What if your management wants more assurances about support for Oracle under VMware?
I’ve talked with many consultants and a few companies over the last year who have been concerned about getting support for their Oracle environment once it’s virtualized under VMware. I’ve written about this multiple times (Oracle listened, customers win! RAC supported on VMware, Oracle support on VMware, and Number One question at VMware booth at Oracle Openworld)
Oracle database, including the latest version (188.8.131.52) of Real Application Clusters (RAC) IS supported under VMware. It’s not certified by Oracle, but neither is almost any other hardware not made by Oracle (i.e. Your Dell servers and Cisco switches aren’t certified by Oracle). What this means is that (according to My Oracle Support (MOS) note 249212.1 ), in the unlikely event Oracle Support determines your known problem’s solution doesn’t work when virtualized, or if the problem is determined not to be a known Oracle issue, Oracle Support may refer you to VMware Support and will continue to work the issue when the customer can demonstrate the issue occurs on native (non-virtualized) hardware.
This has caused some organizations to give pause to virtualizing their Oracle environments under VMware. No organization wants to pay thousands of dollars in support only to find it isn’t there when they need it the most. To help reduce this anxiety over virtualizing Oracle products under VMware, VMware Global Support Sevices (GSS) provides support for VMware customers running Oracle 10g or 11g on VMware vSphere. You can read more about VMware’s Oracle Support policy at on VMware’s dedicated Oracle Support page.
In the event you are running into an issue with Oracle 10g or 11g issue under VMware vSphere 4, you should not only open a ticket with Oracle Support, but also a separate ticket with VMware Global Software Support (GSS). VMware will then use their expertise and resources to troubleshoot your issue to determine if the virtualization layer is the cause of the issue. If VMware deems the issue is not related to virtualization, VMware will escalate the ticket back through TSANet to Oracle Support.

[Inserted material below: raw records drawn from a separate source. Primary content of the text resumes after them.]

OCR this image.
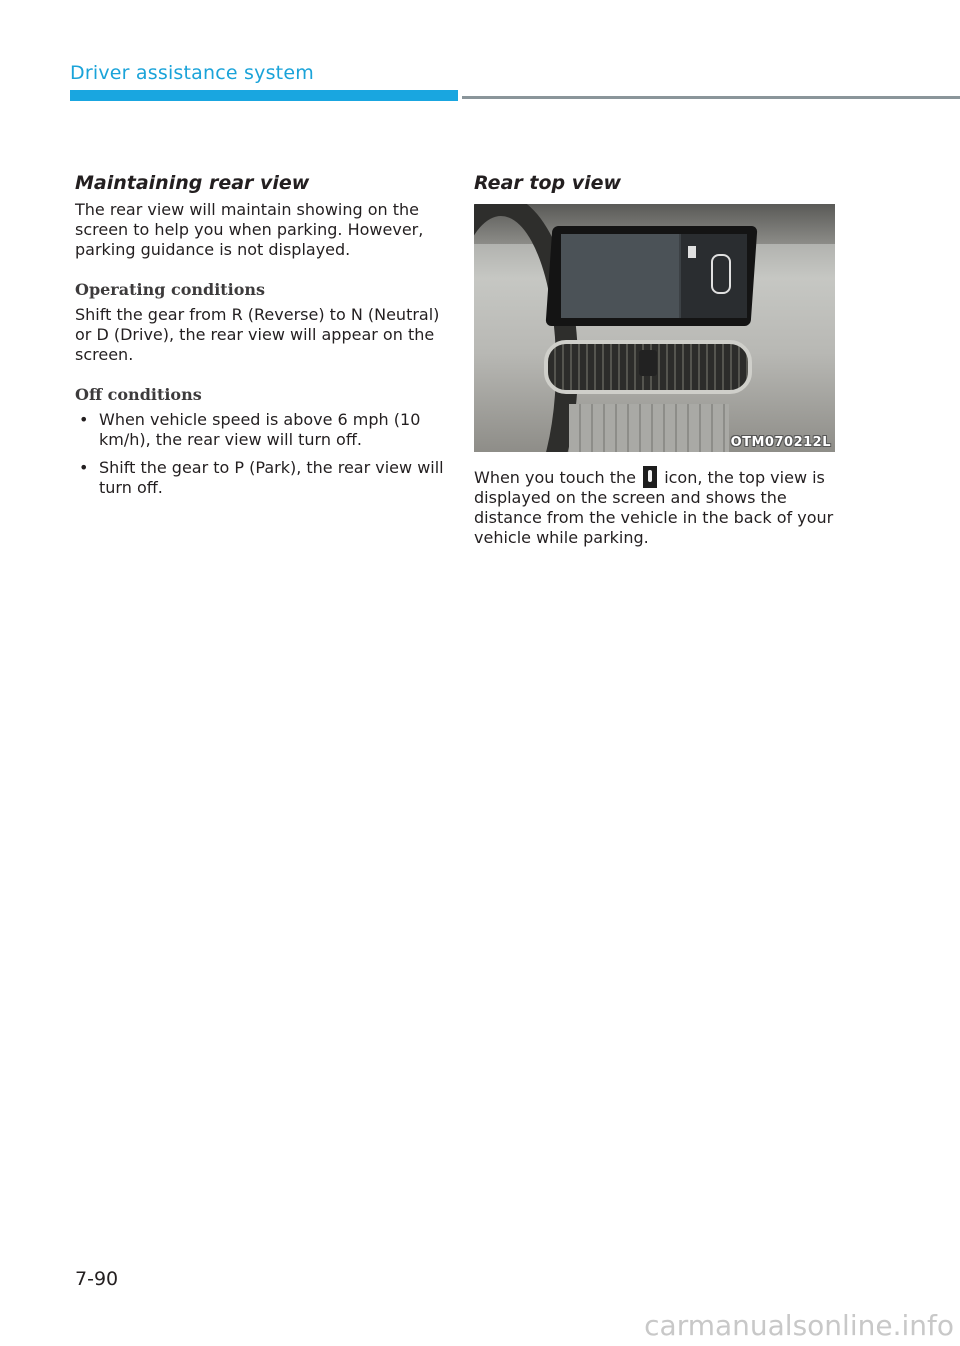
Driver assistance system
Maintaining rear view

The rear view will maintain showing on the screen to help you when parking. However, parking guidance is not displayed.

Operating conditions

Shift the gear from R (Reverse) to N (Neutral) or D (Drive), the rear view will appear on the screen.

Off conditions
• When vehicle speed is above 6 mph (10 km/h), the rear view will turn off.
• Shift the gear to P (Park), the rear view will turn off.
Rear top view
OTM070212L

When you touch the icon, the top view is displayed on the screen and shows the distance from the vehicle in the back of your vehicle while parking.

7-90
carmanualsonline.info
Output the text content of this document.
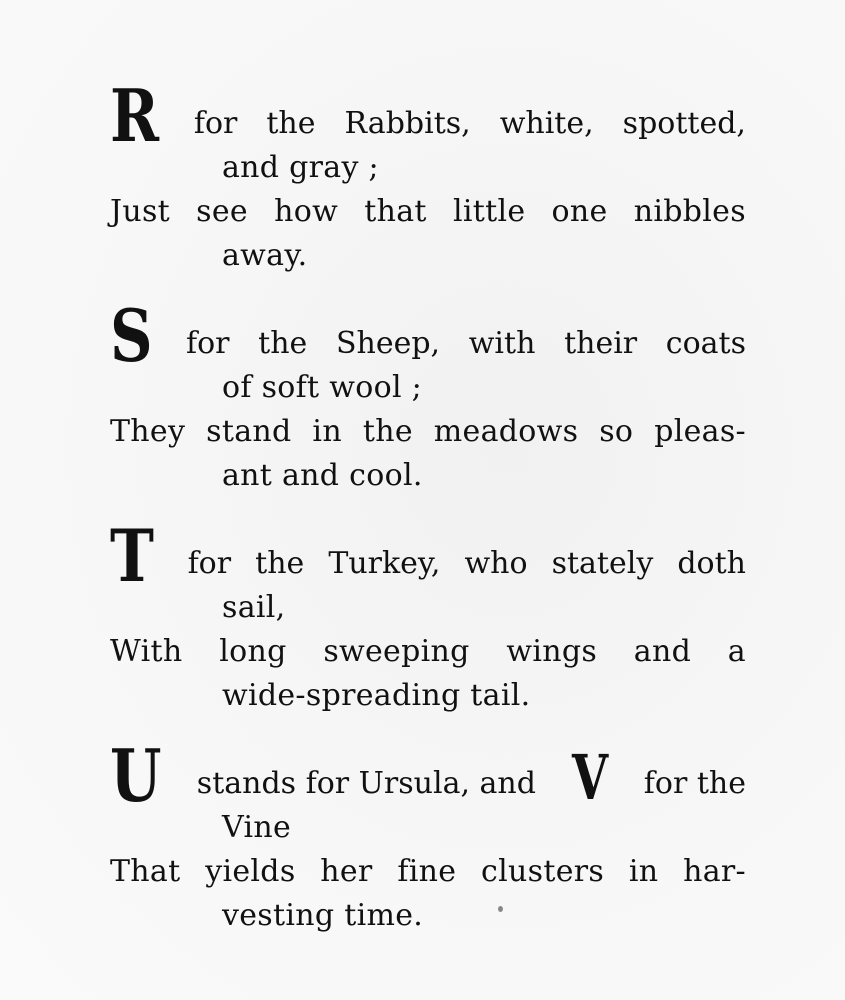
R for the Rabbits, white, spotted,
and gray ;
Just see how that little one nibbles
away.
S for the Sheep, with their coats
of soft wool ;
They stand in the meadows so pleas-
ant and cool.
T for the Turkey, who stately doth
sail,
With long sweeping wings and a
wide-spreading tail.
U stands for Ursula, and V for the
Vine
That yields her fine clusters in har-
vesting time.
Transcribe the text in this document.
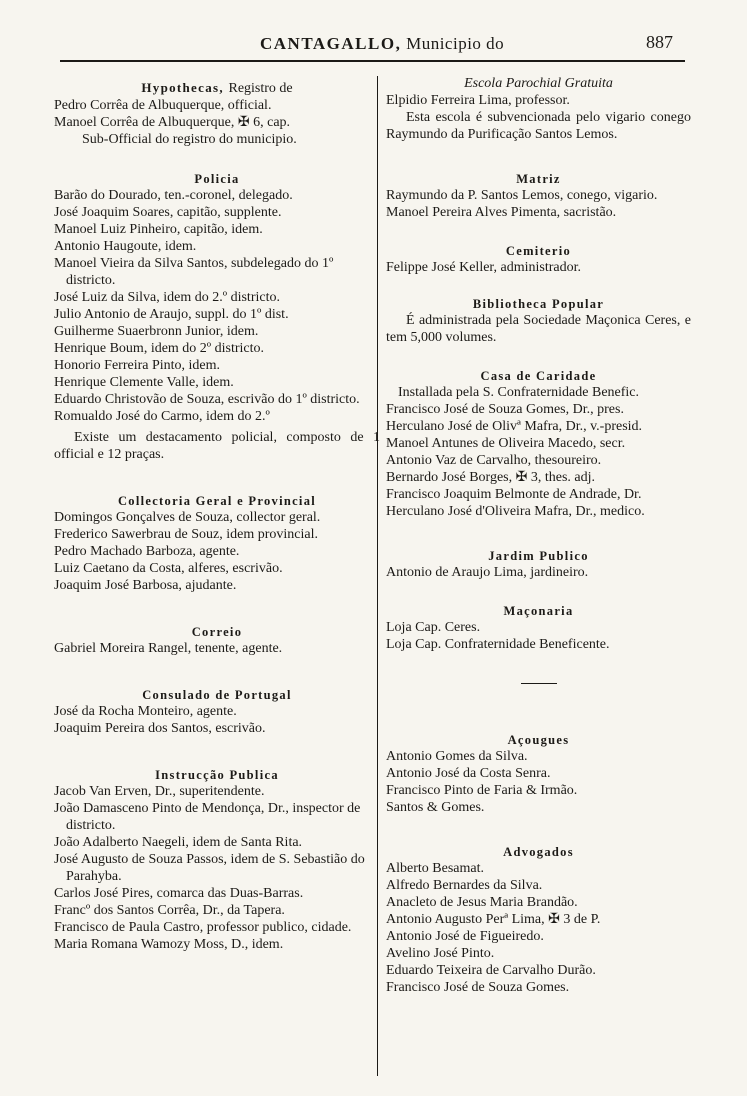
CANTAGALLO, Municipio do	887
Hypothecas, Registro de
Pedro Corrêa de Albuquerque, official.
Manoel Corrêa de Albuquerque, ✠ 6, cap.
Sub-Official do registro do municipio.
Policia
Barão do Dourado, ten.-coronel, delegado.
José Joaquim Soares, capitão, supplente.
Manoel Luiz Pinheiro, capitão, idem.
Antonio Haugoute, idem.
Manoel Vieira da Silva Santos, subdelegado do 1º districto.
José Luiz da Silva, idem do 2.º districto.
Julio Antonio de Araujo, suppl. do 1º dist.
Guilherme Suaerbronn Junior, idem.
Henrique Boum, idem do 2º districto.
Honorio Ferreira Pinto, idem.
Henrique Clemente Valle, idem.
Eduardo Christovão de Souza, escrivão do 1º districto.
Romualdo José do Carmo, idem do 2.º
Existe um destacamento policial, composto de 1 official e 12 praças.
Collectoria Geral e Provincial
Domingos Gonçalves de Souza, collector geral.
Frederico Sawerbrau de Souz, idem provincial.
Pedro Machado Barboza, agente.
Luiz Caetano da Costa, alferes, escrivão.
Joaquim José Barbosa, ajudante.
Correio
Gabriel Moreira Rangel, tenente, agente.
Consulado de Portugal
José da Rocha Monteiro, agente.
Joaquim Pereira dos Santos, escrivão.
Instrucção Publica
Jacob Van Erven, Dr., superitendente.
João Damasceno Pinto de Mendonça, Dr., inspector de districto.
João Adalberto Naegeli, idem de Santa Rita.
José Augusto de Souza Passos, idem de S. Sebastião do Parahyba.
Carlos José Pires, comarca das Duas-Barras.
Francº dos Santos Corrêa, Dr., da Tapera.
Francisco de Paula Castro, professor publico, cidade.
Maria Romana Wamozy Moss, D., idem.
Escola Parochial Gratuita
Elpidio Ferreira Lima, professor.
Esta escola é subvencionada pelo vigario conego Raymundo da Purificação Santos Lemos.
Matriz
Raymundo da P. Santos Lemos, conego, vigario.
Manoel Pereira Alves Pimenta, sacristão.
Cemiterio
Felippe José Keller, administrador.
Bibliotheca Popular
É administrada pela Sociedade Maçonica Ceres, e tem 5,000 volumes.
Casa de Caridade
Installada pela S. Confraternidade Benefic.
Francisco José de Souza Gomes, Dr., pres.
Herculano José de Olivª Mafra, Dr., v.-presid.
Manoel Antunes de Oliveira Macedo, secr.
Antonio Vaz de Carvalho, thesoureiro.
Bernardo José Borges, ✠ 3, thes. adj.
Francisco Joaquim Belmonte de Andrade, Dr.
Herculano José d'Oliveira Mafra, Dr., medico.
Jardim Publico
Antonio de Araujo Lima, jardineiro.
Maçonaria
Loja Cap. Ceres.
Loja Cap. Confraternidade Beneficente.
Açougues
Antonio Gomes da Silva.
Antonio José da Costa Senra.
Francisco Pinto de Faria & Irmão.
Santos & Gomes.
Advogados
Alberto Besamat.
Alfredo Bernardes da Silva.
Anacleto de Jesus Maria Brandão.
Antonio Augusto Perª Lima, ✠ 3 de P.
Antonio José de Figueiredo.
Avelino José Pinto.
Eduardo Teixeira de Carvalho Durão.
Francisco José de Souza Gomes.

TSANet (thankfully not associated with that TSA) is a vendor-neutral infrastructure that allows members such as Oracle, RedHat, Microsoft, NetApp, EMC and VMware to collaborate behind the scenes when a possible multivendor problem exists to resolve the customer issue. Typically customers aren’t even aware TSANet is being used between the vendors for communication.
In addition to support from Oracle and VMware, your storage vendor also has expertise you can leverage when experiencing issues.
If you’re running NetApp storage, check out their best practices for Oracle on NetApp. I’ve also been in contact with numerous people at NetApp regarding support resources and every NetApp person I contacted was extremely quick and resourceful in helping me find information. In a matter of hours, I had responses from a Virtualization Solution Architect, the Director of Global Support Services and Solutions, and the Senior Vice President of Support. Wow. Anyhow, NetApp has dedicated Virtualization and Oracle teams and also has a Joint Escalation Team (JET) with Oracle, VMware, Cisco etc. Even if you’re running a NetApp v-series controller in front of an EMC array, NetApp will support you and help you out. One final note, Oracle Corporate runs their Global Single Instance (their EBS instance) on NetApp according to the last published documentation I can find.
If you’re running EMC storage, they also have a Virtual Escalation Team process for Oracle on VMware vSphere on EMC. You can read more about EMC’s support of Oracle under VMware vSphere at Chad Sakacc’s blog post on Oracle, x86, VMware and update on support.
Odds are, whatever issue you’re running into or concerned about with virtualizing Oracle has been seen by someone else at VMware and your storage provider. With all the major vendors talking to each other under TSANet, you won’t be left to fend for yourself.
Don’t be scared to run your Oracle products under VMware vSphere. It’s supported by Oracle. It’s supported by VMware. Your storage vendor probably even has a specific team dedicated to Oracle on VMware.